I also have developed a network of professionals across the country whom I can call on for advice and use their expertise to help me do my job better. We meet periodically and keep in touch through Twitter chats and posts using the #AASAEarlyEd hashtag.
An Online Option
The school district I lead in north Texas, about two hours from the Dallas-Fort Worth metroplex, has a diverse enrollment of 14,000 students spread out across 26 campuses. We operate two Head Start centers, a pre-kindergarten campus and pre-K or Head Start classrooms in most of our 16 elementary campuses. About 20 years ago, the district transitioned to full-day pre-kindergarten, even though state funding only provided for half-day services.

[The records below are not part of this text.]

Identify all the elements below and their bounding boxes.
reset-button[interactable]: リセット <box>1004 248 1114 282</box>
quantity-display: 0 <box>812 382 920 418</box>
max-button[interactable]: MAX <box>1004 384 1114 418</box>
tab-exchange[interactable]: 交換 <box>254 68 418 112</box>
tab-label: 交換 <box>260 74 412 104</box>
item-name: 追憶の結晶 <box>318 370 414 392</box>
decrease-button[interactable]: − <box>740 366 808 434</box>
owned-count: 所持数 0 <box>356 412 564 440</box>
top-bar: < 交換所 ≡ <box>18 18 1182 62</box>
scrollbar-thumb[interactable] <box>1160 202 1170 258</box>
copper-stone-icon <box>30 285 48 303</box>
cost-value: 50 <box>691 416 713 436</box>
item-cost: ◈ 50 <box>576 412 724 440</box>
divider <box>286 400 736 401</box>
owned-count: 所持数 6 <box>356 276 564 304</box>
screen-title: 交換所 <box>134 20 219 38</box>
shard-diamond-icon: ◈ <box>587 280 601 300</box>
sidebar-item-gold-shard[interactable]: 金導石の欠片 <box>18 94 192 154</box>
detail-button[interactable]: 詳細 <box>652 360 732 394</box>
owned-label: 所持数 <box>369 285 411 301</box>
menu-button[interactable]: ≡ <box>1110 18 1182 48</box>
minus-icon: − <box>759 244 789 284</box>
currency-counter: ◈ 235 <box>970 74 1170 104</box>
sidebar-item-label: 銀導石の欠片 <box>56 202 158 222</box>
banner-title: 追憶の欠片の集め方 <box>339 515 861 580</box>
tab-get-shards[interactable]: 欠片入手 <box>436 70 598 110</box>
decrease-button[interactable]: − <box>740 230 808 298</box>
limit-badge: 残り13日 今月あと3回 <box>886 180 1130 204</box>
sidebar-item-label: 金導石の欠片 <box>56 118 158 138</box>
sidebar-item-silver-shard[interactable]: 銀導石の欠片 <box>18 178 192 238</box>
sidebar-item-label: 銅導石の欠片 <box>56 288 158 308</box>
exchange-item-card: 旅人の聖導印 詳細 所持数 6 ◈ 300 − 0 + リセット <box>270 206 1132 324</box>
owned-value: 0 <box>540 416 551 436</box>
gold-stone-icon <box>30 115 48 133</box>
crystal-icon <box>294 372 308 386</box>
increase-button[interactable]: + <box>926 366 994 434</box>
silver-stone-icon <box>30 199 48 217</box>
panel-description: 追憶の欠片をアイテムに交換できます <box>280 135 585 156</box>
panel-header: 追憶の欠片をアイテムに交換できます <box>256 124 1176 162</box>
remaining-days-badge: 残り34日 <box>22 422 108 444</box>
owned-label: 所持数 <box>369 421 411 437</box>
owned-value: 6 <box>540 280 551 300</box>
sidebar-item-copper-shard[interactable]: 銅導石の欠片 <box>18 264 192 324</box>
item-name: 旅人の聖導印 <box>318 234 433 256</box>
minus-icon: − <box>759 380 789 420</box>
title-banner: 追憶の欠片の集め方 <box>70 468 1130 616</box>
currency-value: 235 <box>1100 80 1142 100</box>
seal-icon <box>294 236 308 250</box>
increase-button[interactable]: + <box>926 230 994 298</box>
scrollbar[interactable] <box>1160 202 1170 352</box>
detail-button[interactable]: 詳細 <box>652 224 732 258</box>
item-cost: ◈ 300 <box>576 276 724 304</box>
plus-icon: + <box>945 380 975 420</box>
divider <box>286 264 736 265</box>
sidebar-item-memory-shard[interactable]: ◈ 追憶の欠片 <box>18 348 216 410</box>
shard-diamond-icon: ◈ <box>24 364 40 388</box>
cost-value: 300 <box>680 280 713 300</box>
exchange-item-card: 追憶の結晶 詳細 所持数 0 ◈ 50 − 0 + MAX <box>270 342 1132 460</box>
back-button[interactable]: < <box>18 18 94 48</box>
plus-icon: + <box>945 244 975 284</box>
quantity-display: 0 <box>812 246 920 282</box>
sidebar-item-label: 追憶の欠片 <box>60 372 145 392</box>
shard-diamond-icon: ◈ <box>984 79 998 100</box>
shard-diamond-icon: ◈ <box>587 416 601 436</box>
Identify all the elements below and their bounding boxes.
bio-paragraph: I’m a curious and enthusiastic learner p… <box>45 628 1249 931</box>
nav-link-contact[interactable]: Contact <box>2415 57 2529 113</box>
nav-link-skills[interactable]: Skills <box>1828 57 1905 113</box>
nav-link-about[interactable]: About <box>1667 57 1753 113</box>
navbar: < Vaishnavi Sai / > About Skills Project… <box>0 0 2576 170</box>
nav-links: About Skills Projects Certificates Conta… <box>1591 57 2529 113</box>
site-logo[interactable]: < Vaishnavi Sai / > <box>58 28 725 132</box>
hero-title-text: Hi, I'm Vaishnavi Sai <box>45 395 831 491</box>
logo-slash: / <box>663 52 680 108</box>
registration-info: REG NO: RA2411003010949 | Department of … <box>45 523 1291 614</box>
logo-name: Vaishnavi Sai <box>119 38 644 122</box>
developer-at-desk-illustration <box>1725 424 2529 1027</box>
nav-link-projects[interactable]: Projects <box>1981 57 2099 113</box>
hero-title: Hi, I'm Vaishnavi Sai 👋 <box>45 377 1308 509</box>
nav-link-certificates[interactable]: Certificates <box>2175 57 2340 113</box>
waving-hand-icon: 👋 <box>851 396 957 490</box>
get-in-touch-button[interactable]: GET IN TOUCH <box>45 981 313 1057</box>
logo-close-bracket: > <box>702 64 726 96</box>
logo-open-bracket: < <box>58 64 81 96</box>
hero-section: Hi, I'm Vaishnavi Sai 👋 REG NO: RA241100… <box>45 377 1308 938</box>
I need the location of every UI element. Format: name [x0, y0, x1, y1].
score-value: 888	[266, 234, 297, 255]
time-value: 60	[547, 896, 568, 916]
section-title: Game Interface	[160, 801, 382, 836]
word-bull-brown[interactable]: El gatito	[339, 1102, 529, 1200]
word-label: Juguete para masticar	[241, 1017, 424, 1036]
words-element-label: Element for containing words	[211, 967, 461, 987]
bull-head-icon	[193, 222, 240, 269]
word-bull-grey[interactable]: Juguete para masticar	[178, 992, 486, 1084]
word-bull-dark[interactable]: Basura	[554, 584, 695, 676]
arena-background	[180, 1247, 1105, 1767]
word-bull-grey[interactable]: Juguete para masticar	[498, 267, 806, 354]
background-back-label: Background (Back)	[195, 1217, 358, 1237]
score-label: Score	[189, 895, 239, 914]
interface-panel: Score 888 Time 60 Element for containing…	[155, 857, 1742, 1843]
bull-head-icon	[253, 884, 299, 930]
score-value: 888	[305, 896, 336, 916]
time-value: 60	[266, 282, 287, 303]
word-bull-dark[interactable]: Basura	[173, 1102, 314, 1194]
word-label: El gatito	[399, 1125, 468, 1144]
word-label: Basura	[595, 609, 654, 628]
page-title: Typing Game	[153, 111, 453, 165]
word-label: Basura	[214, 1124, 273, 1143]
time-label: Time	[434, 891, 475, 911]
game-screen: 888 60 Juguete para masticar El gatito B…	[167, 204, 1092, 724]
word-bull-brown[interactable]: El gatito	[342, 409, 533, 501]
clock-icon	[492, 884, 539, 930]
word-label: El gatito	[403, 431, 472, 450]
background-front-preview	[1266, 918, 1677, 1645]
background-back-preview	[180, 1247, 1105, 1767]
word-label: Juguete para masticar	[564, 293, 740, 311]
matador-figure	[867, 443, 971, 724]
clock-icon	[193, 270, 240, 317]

Since 2018, we also have offered a homebound pre-K program called UPSTART that combines all the essential skills from a traditional pre-K environment. The online curriculum prepares children for kindergarten in the comfort of their home while helping parents serve as educators. Learning how to support parents through this program informed our efforts with remote learners during the pandemic.
Additionally, we have a Parents as Teachers program that enables us to send a certified educator into the homes of qualifying families for about two years prior to their children entering kindergarten, empowering parents with the skills to serve as their
child’s first teacher.
MICHAEL KUHRT is superintendent of the Wichita Falls Independent School District in Wichita Falls, Texas.